20100711-9778Un début chaotique. Je suis debout tôt le mercredi matin. Lorsque je veux prendre une note, en cherchant mon stylo, je me rends compte que mon sac à dos n’est pas dans la chambre! Mon cœur se glace: j’ai dû l’oublier sur la terrasse du restaurant où nous avons dîné hier soir! Ce sac, c’est: mon passeport avec ses visas, mon argent, mes cartes de crédit, deux appareils photo… À sept heures du matin, je cours vers le restaurant. Il est fermé, et pas de sac en vue… Ça n’ouvre qu’à midi. La panique s’installe. Retour à la chambre. À 9h je repasse au restaurant. Un Péruvien qui nettoie la salle me fait entrer. J’explique mon cas. Il plonge sous le comptoir: «¿Este bolso?» «¡Si, grácias!» Ouf!

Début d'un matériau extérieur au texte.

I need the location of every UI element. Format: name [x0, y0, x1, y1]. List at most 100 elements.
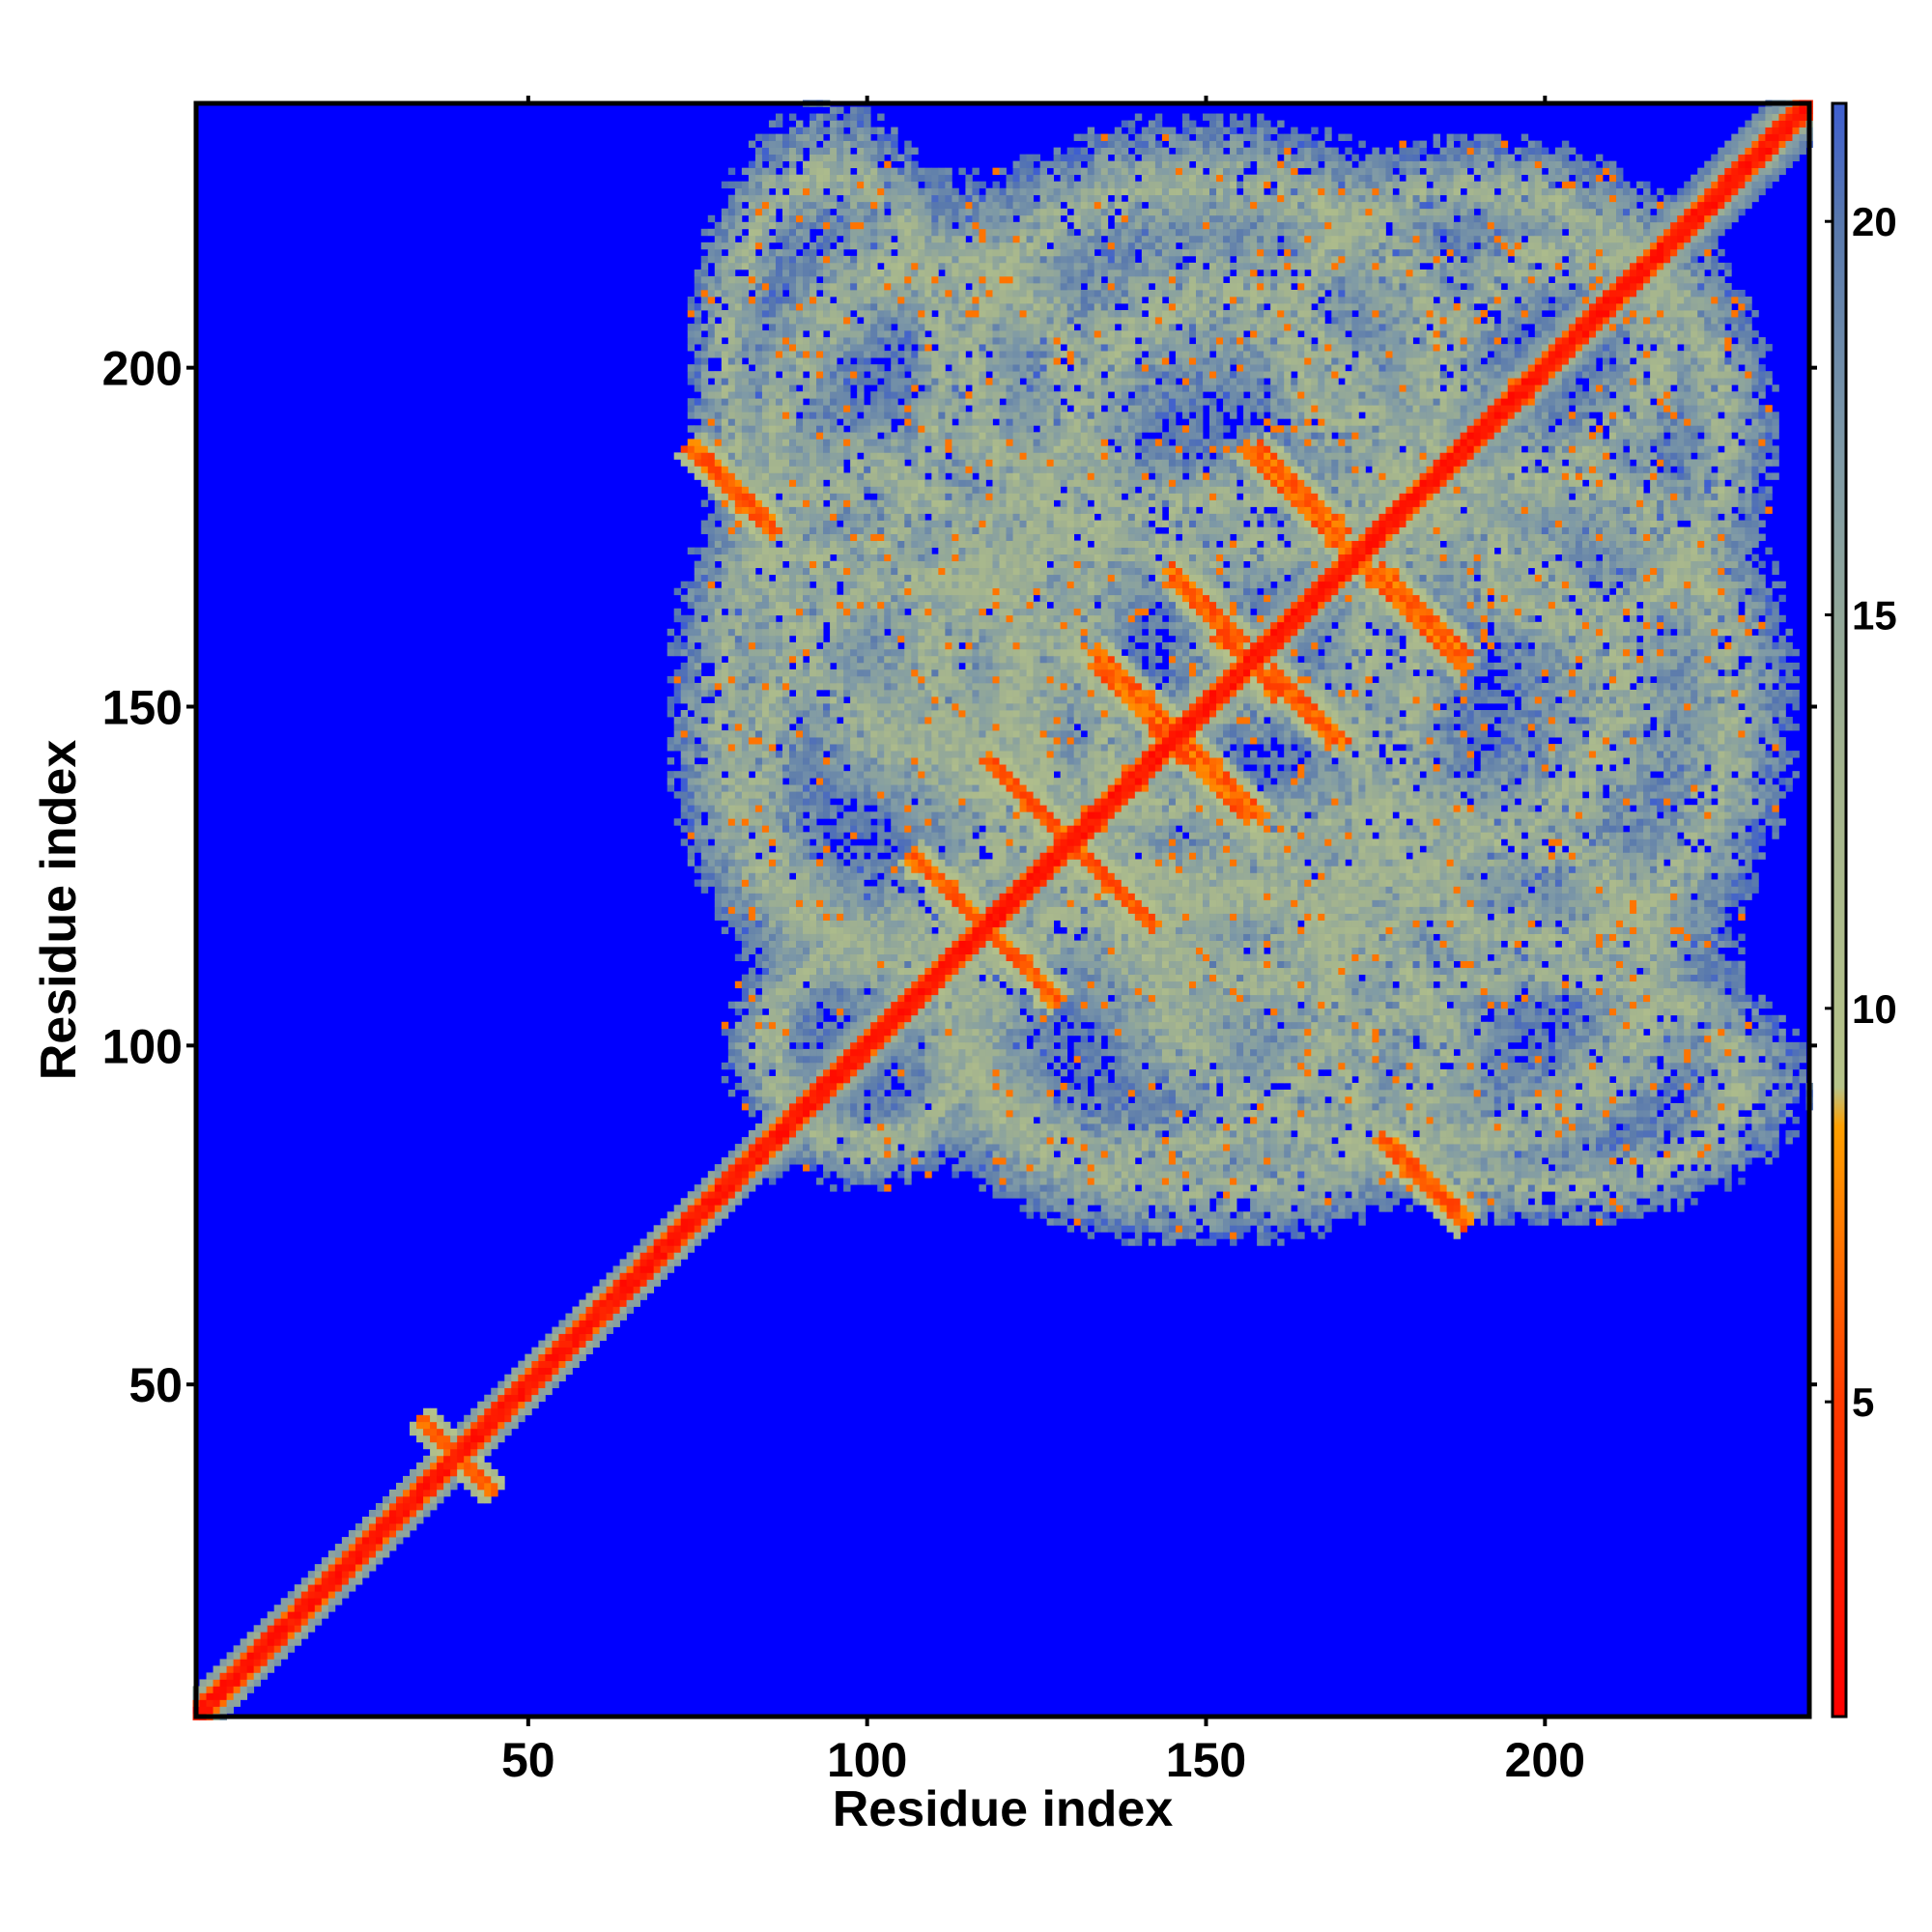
- heatmap-cell: [843, 520, 851, 527]
- heatmap-cell: [864, 452, 871, 460]
- heatmap-cell: [823, 987, 831, 996]
- heatmap-cell: [788, 432, 797, 440]
- heatmap-cell: [226, 1686, 234, 1693]
- heatmap-cell: [396, 1523, 404, 1531]
- heatmap-cell: [891, 696, 898, 704]
- heatmap-cell: [870, 1028, 878, 1037]
- heatmap-cell: [870, 751, 878, 758]
- heatmap-cell: [368, 1523, 377, 1531]
- heatmap-cell: [727, 608, 736, 616]
- heatmap-cell: [781, 486, 790, 494]
- heatmap-cell: [775, 391, 783, 399]
- heatmap-cell: [700, 737, 709, 745]
- heatmap-cell: [864, 113, 871, 121]
- heatmap-cell: [810, 513, 817, 521]
- heatmap-cell: [727, 1041, 736, 1050]
- heatmap-cell: [830, 757, 838, 765]
- heatmap-cell: [687, 764, 696, 772]
- heatmap-cell: [884, 275, 892, 284]
- heatmap-cell: [410, 1502, 417, 1511]
- heatmap-cell: [768, 486, 777, 494]
- heatmap-cell: [810, 1082, 817, 1091]
- heatmap-cell: [803, 221, 810, 230]
- heatmap-cell: [761, 703, 770, 711]
- heatmap-cell: [673, 696, 682, 704]
- heatmap-cell: [727, 540, 736, 548]
- heatmap-cell: [788, 181, 797, 189]
- heatmap-cell: [781, 1117, 790, 1124]
- heatmap-cell: [788, 940, 797, 948]
- heatmap-cell: [754, 445, 763, 453]
- heatmap-cell: [803, 879, 810, 887]
- heatmap-cell: [518, 1380, 526, 1389]
- heatmap-cell: [748, 980, 756, 989]
- heatmap-cell: [734, 648, 743, 657]
- heatmap-cell: [680, 730, 689, 738]
- heatmap-cell: [891, 893, 898, 900]
- heatmap-cell: [741, 547, 750, 555]
- heatmap-cell: [781, 744, 790, 752]
- heatmap-cell: [857, 805, 865, 812]
- heatmap-cell: [796, 289, 804, 298]
- heatmap-cell: [830, 920, 838, 927]
- heatmap-cell: [884, 940, 892, 948]
- heatmap-cell: [206, 1679, 213, 1687]
- heatmap-cell: [837, 248, 844, 257]
- heatmap-cell: [884, 418, 892, 426]
- heatmap-cell: [816, 886, 824, 894]
- heatmap-cell: [803, 1075, 810, 1084]
- heatmap-cell: [891, 526, 898, 534]
- heatmap-cell: [897, 1095, 905, 1104]
- heatmap-cell: [700, 351, 709, 358]
- heatmap-cell: [558, 1333, 566, 1341]
- heatmap-cell: [857, 778, 865, 785]
- heatmap-cell: [823, 459, 831, 467]
- heatmap-cell: [850, 235, 858, 243]
- heatmap-cell: [870, 1068, 878, 1077]
- heatmap-cell: [687, 662, 696, 670]
- heatmap-cell: [857, 1171, 865, 1179]
- heatmap-cell: [857, 357, 865, 365]
- heatmap-cell: [714, 466, 723, 473]
- heatmap-cell: [803, 953, 810, 962]
- heatmap-cell: [837, 513, 844, 521]
- heatmap-cell: [707, 872, 716, 880]
- heatmap-cell: [823, 594, 831, 603]
- heatmap-cell: [870, 248, 878, 257]
- heatmap-cell: [810, 953, 817, 962]
- heatmap-cell: [484, 1435, 492, 1443]
- heatmap-cell: [823, 1055, 831, 1064]
- heatmap-cell: [768, 1062, 777, 1070]
- heatmap-cell: [788, 127, 797, 134]
- heatmap-cell: [843, 771, 851, 779]
- heatmap-cell: [734, 310, 743, 318]
- heatmap-cell: [884, 351, 892, 358]
- heatmap-cell: [754, 554, 763, 562]
- heatmap-cell: [754, 744, 763, 752]
- heatmap-cell: [219, 1706, 227, 1714]
- heatmap-cell: [667, 696, 675, 704]
- heatmap-cell: [748, 214, 756, 223]
- heatmap-cell: [891, 506, 898, 514]
- heatmap-cell: [768, 181, 777, 189]
- heatmap-cell: [768, 432, 777, 440]
- heatmap-cell: [579, 1326, 586, 1334]
- heatmap-cell: [775, 174, 783, 183]
- heatmap-cell: [707, 594, 716, 603]
- heatmap-cell: [816, 214, 824, 223]
- heatmap-cell: [694, 832, 702, 839]
- heatmap-cell: [810, 248, 817, 257]
- heatmap-cell: [748, 1008, 756, 1016]
- heatmap-cell: [796, 960, 804, 969]
- heatmap-cell: [843, 486, 851, 494]
- heatmap-cell: [754, 730, 763, 738]
- heatmap-cell: [768, 357, 777, 365]
- heatmap-cell: [850, 493, 858, 500]
- heatmap-cell: [803, 967, 810, 976]
- heatmap-cell: [788, 1130, 797, 1138]
- heatmap-cell: [884, 1123, 892, 1131]
- heatmap-cell: [891, 1001, 898, 1009]
- heatmap-cell: [633, 1293, 640, 1300]
- heatmap-cell: [687, 425, 696, 433]
- heatmap-cell: [864, 174, 871, 183]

“La Petite” avait atterri à JFK le lundi matin. Mardi, après maints coups de téléphone, l’agent de transport m’annonce que les formalités douanières sont derrière nous.

– Vous pouvez venir chercher la voiture bientôt.

– Bientôt?

– Oui, car la USDA veut encore vérifier s’il n’y a pas des êtres nuisibles accrochés à vos pneus.

Je reste bouche bée. Le lendemain matin, Dennis (on s’appelle déjà par nos prénoms) me dit de venir le voir en début d’après-midi. Je plaisante:

– Ça y est? Ils n’ont pas trouvé l’arme bactériologique?

– À vrai dire, ils n’ont pas encore vérifié…

– Et vous êtes sûr que je peux venir la chercher?

– Je mettrai la pression; je les connais, ces gars. Vous l’aurez aujourd’hui, peut-être pas avant ce soir, mais vous l’aurez.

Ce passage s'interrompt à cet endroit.